Star des Abends ist aber Lee Ranaldo, der - wiederum durch Steve Shelley mit seinem zweiten Arbeitseinsatz an diesem Abend verstärkt - sein Soloalbum Between The Times And The Tides vorstellt. Im Publikum viele junge Leute, Velvet-Underground-Mädchen, Kunstbubis und Langzeitvergessene, ein, zwei Anzugträger mit Blackberry und Begleitmenschen, dazu grauhaarige Altherrengymnasten wie mich. Zum Glück ist es nicht zuuu voll, zum Glück gelten im Westwerk besondere Lärmschutzbestimmungen, was die beiden Bands pünktlich beginnen und zeitig enden läßt. In diesem Alter, darin einen Vorteil zu sehen, bin ich also auch schon.

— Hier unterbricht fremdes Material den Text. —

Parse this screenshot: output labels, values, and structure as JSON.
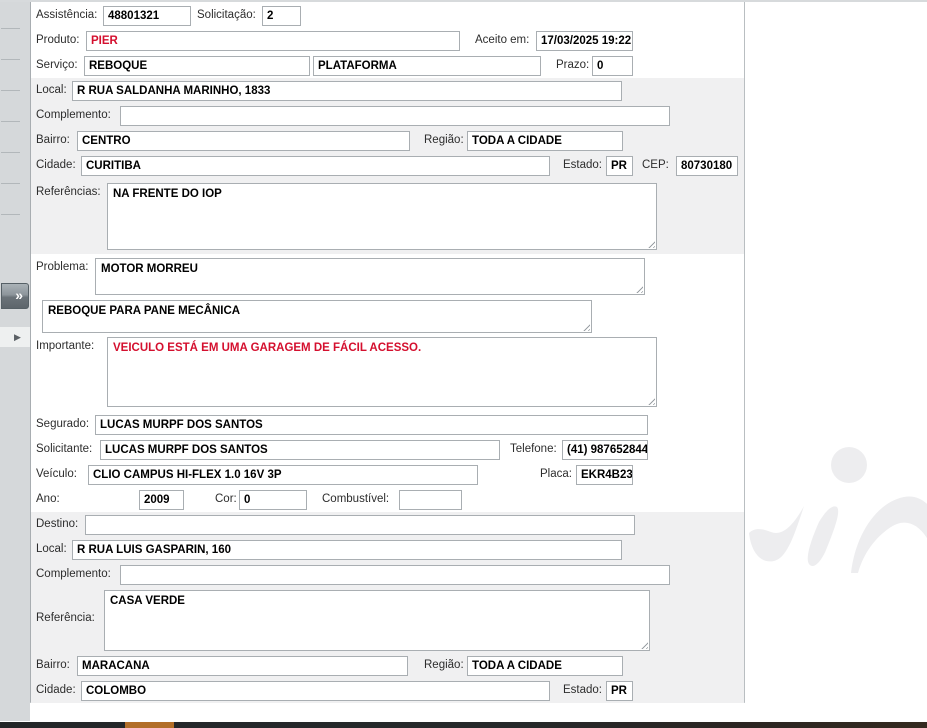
{
  "colors": {
    "red_text": "#d40f2e",
    "accent_orange": "#b26e28",
    "section_gray": "#f0f0f1",
    "strip_gray": "#d5d8da"
  },
  "sidebar": {
    "collapse_glyph": "»",
    "expand_glyph": "▶"
  },
  "form": {
    "assistencia": {
      "label": "Assistência:",
      "value": "48801321"
    },
    "solicitacao": {
      "label": "Solicitação:",
      "value": "2"
    },
    "produto": {
      "label": "Produto:",
      "value": "PIER"
    },
    "aceito_em": {
      "label": "Aceito em:",
      "value": "17/03/2025 19:22"
    },
    "servico": {
      "label": "Serviço:",
      "value": "REBOQUE",
      "value2": "PLATAFORMA"
    },
    "prazo": {
      "label": "Prazo:",
      "value": "0"
    },
    "local": {
      "label": "Local:",
      "value": "R RUA SALDANHA MARINHO, 1833"
    },
    "complemento": {
      "label": "Complemento:",
      "value": ""
    },
    "bairro": {
      "label": "Bairro:",
      "value": "CENTRO"
    },
    "regiao": {
      "label": "Região:",
      "value": "TODA A CIDADE"
    },
    "cidade": {
      "label": "Cidade:",
      "value": "CURITIBA"
    },
    "estado": {
      "label": "Estado:",
      "value": "PR"
    },
    "cep": {
      "label": "CEP:",
      "value": "80730180"
    },
    "referencias": {
      "label": "Referências:",
      "value": "NA FRENTE DO IOP"
    },
    "problema": {
      "label": "Problema:",
      "value": "MOTOR MORREU"
    },
    "problema2": {
      "value": "REBOQUE PARA PANE MECÂNICA"
    },
    "importante": {
      "label": "Importante:",
      "value": "VEICULO ESTÁ EM UMA GARAGEM DE FÁCIL ACESSO."
    },
    "segurado": {
      "label": "Segurado:",
      "value": "LUCAS MURPF DOS SANTOS"
    },
    "solicitante": {
      "label": "Solicitante:",
      "value": "LUCAS MURPF DOS SANTOS"
    },
    "telefone": {
      "label": "Telefone:",
      "value": "(41) 987652844"
    },
    "veiculo": {
      "label": "Veículo:",
      "value": "CLIO CAMPUS HI-FLEX 1.0 16V 3P"
    },
    "placa": {
      "label": "Placa:",
      "value": "EKR4B23"
    },
    "ano": {
      "label": "Ano:",
      "value": "2009"
    },
    "cor": {
      "label": "Cor:",
      "value": "0"
    },
    "combustivel": {
      "label": "Combustível:",
      "value": ""
    }
  },
  "destino_section": {
    "destino": {
      "label": "Destino:",
      "value": ""
    },
    "local": {
      "label": "Local:",
      "value": "R RUA LUIS GASPARIN, 160"
    },
    "complemento": {
      "label": "Complemento:",
      "value": ""
    },
    "referencia": {
      "label": "Referência:",
      "value": "CASA VERDE"
    },
    "bairro": {
      "label": "Bairro:",
      "value": "MARACANA"
    },
    "regiao": {
      "label": "Região:",
      "value": "TODA A CIDADE"
    },
    "cidade": {
      "label": "Cidade:",
      "value": "COLOMBO"
    },
    "estado": {
      "label": "Estado:",
      "value": "PR"
    }
  }
}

Die andere Hälfte von Sonic Youth also, auch mal ein Erlebnis. Am Ende spielt Ranaldo mit seiner Band noch ein Talking-Heads- und Sonic-Youth-Cover, wäscht uns von innen nach außen, pflanzt uns den Lärm ins Rückenmark, demonstriert, das daß Leben erst voller Rückkopplungen ins Rollen kommt. Eine diamantene See, durch die ich schwimmen will.
>>> Lee Ranaldo, Angels.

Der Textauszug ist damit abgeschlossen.